You could see that the error variance is reasonably constant across the range of the data, by plotting the residuals of the model:
plot(t, resid(add_nls))
abline(h = 0, lty = 2)
For the multiplicative error case (our y_mult simulated values), we should use lm() on log-transformed data, because
the error is constant on that scale instead.
mult_lm <- lm(log(y_mult) ~ t)
coef(mult_lm)
# (Intercept) t
# 2.39448488 0.09837215
To interpret this output, remember again that our linearised model is log(y) = log(a) + r*t, which is equivalent to a linear model of the form Y = β0 + β1 * X, where β0 is our intercept and β1 our slope.
Therefore, in this output (Intercept) is equivalent to log(a) of our model and t is the coefficient for the time variable, so equivalent to our r.
To meaningfully interpret the (Intercept) we can take its exponential (exp(2.39448488)), giving us ~10.96, which is quite close to our simulated value.
It's worth noting what would happen if we'd fit data where the error is multiplicative
using the nls function instead:
mult_nls <- nls(y_mult ~ a*exp(r*t), start = list(a = 0.5, r = 0.2))
coef(mult_nls)
# a r
# 281.06913343 0.06955642
Now we over-estimate a and under-estimate r
(Mario Reutter
highlighted this in his comment). We can visualise the consequence of using the wrong approach to fit our model:
# get the model's coefficients
lm_coef <- coef(mult_lm)
nls_coef <- coef(mult_nls)
# make the plot
plot(t, y_mult)
lines(t, a*exp(r*t), col = "brown", lwd = 5)

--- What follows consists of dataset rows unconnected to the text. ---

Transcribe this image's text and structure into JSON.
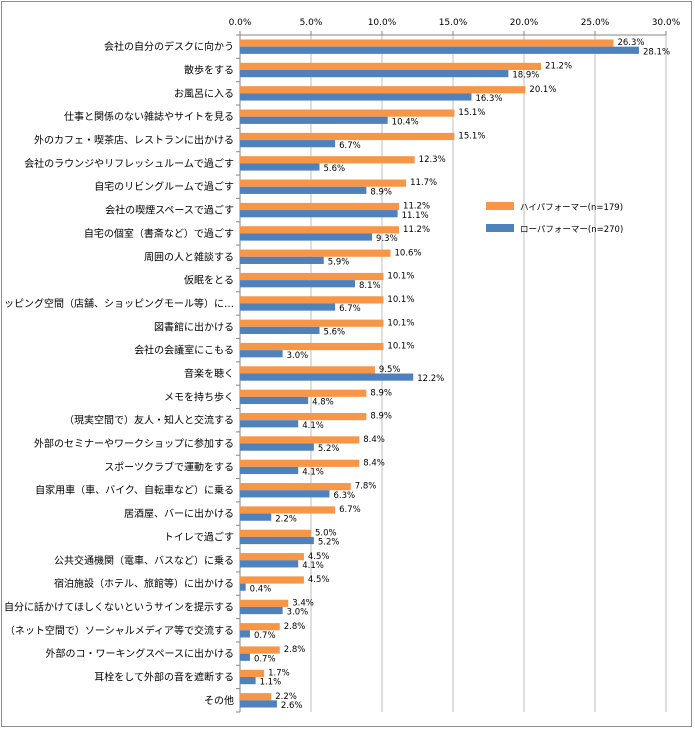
{
  "chart_data": {
    "type": "bar",
    "orientation": "horizontal",
    "xlim": [
      0,
      30
    ],
    "x_ticks": [
      "0.0%",
      "5.0%",
      "10.0%",
      "15.0%",
      "20.0%",
      "25.0%",
      "30.0%"
    ],
    "grid": true,
    "legend_position": "right",
    "colors": [
      "#f79646",
      "#4f81bd"
    ],
    "categories": [
      "会社の自分のデスクに向かう",
      "散歩をする",
      "お風呂に入る",
      "仕事と関係のない雑誌やサイトを見る",
      "外のカフェ・喫茶店、レストランに出かける",
      "会社のラウンジやリフレッシュルームで過ごす",
      "自宅のリビングルームで過ごす",
      "会社の喫煙スペースで過ごす",
      "自宅の個室（書斎など）で過ごす",
      "周囲の人と雑談する",
      "仮眠をとる",
      "ショッピング空間（店舗、ショッピングモール等）に…",
      "図書館に出かける",
      "会社の会議室にこもる",
      "音楽を聴く",
      "メモを持ち歩く",
      "（現実空間で）友人・知人と交流する",
      "外部のセミナーやワークショップに参加する",
      "スポーツクラブで運動をする",
      "自家用車（車、バイク、自転車など）に乗る",
      "居酒屋、バーに出かける",
      "トイレで過ごす",
      "公共交通機関（電車、バスなど）に乗る",
      "宿泊施設（ホテル、旅館等）に出かける",
      "自分に話かけてほしくないというサインを提示する",
      "（ネット空間で）ソーシャルメディア等で交流する",
      "外部のコ・ワーキングスペースに出かける",
      "耳栓をして外部の音を遮断する",
      "その他"
    ],
    "series": [
      {
        "name": "ハイパフォーマー(n=179)",
        "values": [
          26.3,
          21.2,
          20.1,
          15.1,
          15.1,
          12.3,
          11.7,
          11.2,
          11.2,
          10.6,
          10.1,
          10.1,
          10.1,
          10.1,
          9.5,
          8.9,
          8.9,
          8.4,
          8.4,
          7.8,
          6.7,
          5.0,
          4.5,
          4.5,
          3.4,
          2.8,
          2.8,
          1.7,
          2.2
        ],
        "labels": [
          "26.3%",
          "21.2%",
          "20.1%",
          "15.1%",
          "15.1%",
          "12.3%",
          "11.7%",
          "11.2%",
          "11.2%",
          "10.6%",
          "10.1%",
          "10.1%",
          "10.1%",
          "10.1%",
          "9.5%",
          "8.9%",
          "8.9%",
          "8.4%",
          "8.4%",
          "7.8%",
          "6.7%",
          "5.0%",
          "4.5%",
          "4.5%",
          "3.4%",
          "2.8%",
          "2.8%",
          "1.7%",
          "2.2%"
        ]
      },
      {
        "name": "ローパフォーマー(n=270)",
        "values": [
          28.1,
          18.9,
          16.3,
          10.4,
          6.7,
          5.6,
          8.9,
          11.1,
          9.3,
          5.9,
          8.1,
          6.7,
          5.6,
          3.0,
          12.2,
          4.8,
          4.1,
          5.2,
          4.1,
          6.3,
          2.2,
          5.2,
          4.1,
          0.4,
          3.0,
          0.7,
          0.7,
          1.1,
          2.6
        ],
        "labels": [
          "28.1%",
          "18.9%",
          "16.3%",
          "10.4%",
          "6.7%",
          "5.6%",
          "8.9%",
          "11.1%",
          "9.3%",
          "5.9%",
          "8.1%",
          "6.7%",
          "5.6%",
          "3.0%",
          "12.2%",
          "4.8%",
          "4.1%",
          "5.2%",
          "4.1%",
          "6.3%",
          "2.2%",
          "5.2%",
          "4.1%",
          "0.4%",
          "3.0%",
          "0.7%",
          "0.7%",
          "1.1%",
          "2.6%"
        ]
      }
    ]
  }
}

lines(t, exp(lm_coef[1])*exp(lm_coef[2]*t), col = "dodgerblue", lwd = 2)
lines(t, nls_coef[1]*exp(nls_coef[2]*t), col = "orange2", lwd = 2)
legend("topleft", col = c("brown", "dodgerblue", "orange2"),
legend = c("known model", "nls fit", "lm fit"), lwd = 3)
We can see how the lm() fit to log-transformed data was substantially better than the nls() fit on the original data.
You can again plot the residuals of this model, to see that the variance is not constant across the range of the data (we can also see this in the graphs above, where the spread of the data increases for higher values of t):
plot(t, resid(mult_nls))
abline(h = 0, lty = 2)
Unfortunately taking the logarithm and fitting a linear model is not optimal.
The reason is that the errors for large y-values weight much more than those
for small y-values when apply the exponential function to go back to the
original model.
Here is one example:
f <- function(x){exp(0.3*x+5)}
squaredError <- function(a,b,x,y) {sum((exp(a*x+b)-f(x))^2)}
x <- 0:12
y <- f(x) * ( 1 + sample(-300:300,length(x),replace=TRUE)/10000 )
x
y
#--------------------------------------------------------------------
M <- lm(log(y)~x)
a <- unlist(M[1])[2]
b <- unlist(M[1])[1]
print(c(a,b))
squaredError(a,b,x,y)
approxPartAbl_a <- (squaredError(a+1e-8,b,x,y) - squaredError(a,b,x,y))/1e-8
for ( i in 0:10 )
{
eps <- -i*sign(approxPartAbl_a)*1e-5
print(c(eps,squaredError(a+eps,b,x,y)))
}
Result:
> f <- function(x){exp(0.3*x+5)}
> squaredError <- function(a,b,x,y) {sum((exp(a*x+b)-f(x))^2)}
> x <- 0:12
> y <- f(x) * ( 1 + sample(-300:300,length(x),replace=TRUE)/10000 )
> x
[1] 0 1 2 3 4 5 6 7 8 9 10 11 12
> y
[1] 151.2182 203.4020 278.3769 366.8992 503.5895 682.4353 880.1597 1186.5158 1630.9129 2238.1607 3035.8076 4094.6925 5559.3036
> #--------------------------------------------------------------------
>
> M <- lm(log(y)~x)
> a <- unlist(M[1])[2]
> b <- unlist(M[1])[1]
> print(c(a,b))
coefficients.x coefficients.(Intercept)
0.2995808 5.0135529
> squaredError(a,b,x,y)
[1] 5409.752
> approxPartAbl_a <- (squaredError(a+1e-8,b,x,y) - squaredError(a,b,x,y))/1e-8
> for ( i in 0:10 )
+ {
+ eps <- -i*sign(approxPartAbl_a)*1e-5
+ print(c(eps,squaredError(a+eps,b,x,y)))
+ }
[1] 0.000 5409.752
[1] -0.00001 5282.91927
[1] -0.00002 5157.68422
[1] -0.00003 5034.04589
[1] -0.00004 4912.00375
[1] -0.00005 4791.55728
[1] -0.00006 4672.70592
[1] -0.00007 4555.44917
[1] -0.00008 4439.78647
[1] -0.00009 4325.71730
[1] -0.0001 4213.2411
>
Perhaps one can try some numeric method, i.e. gradient search, to find the
minimum of the squared error function.
If it really is exponential, you can try taking the logarithm of your variable and fitting a linear model to that.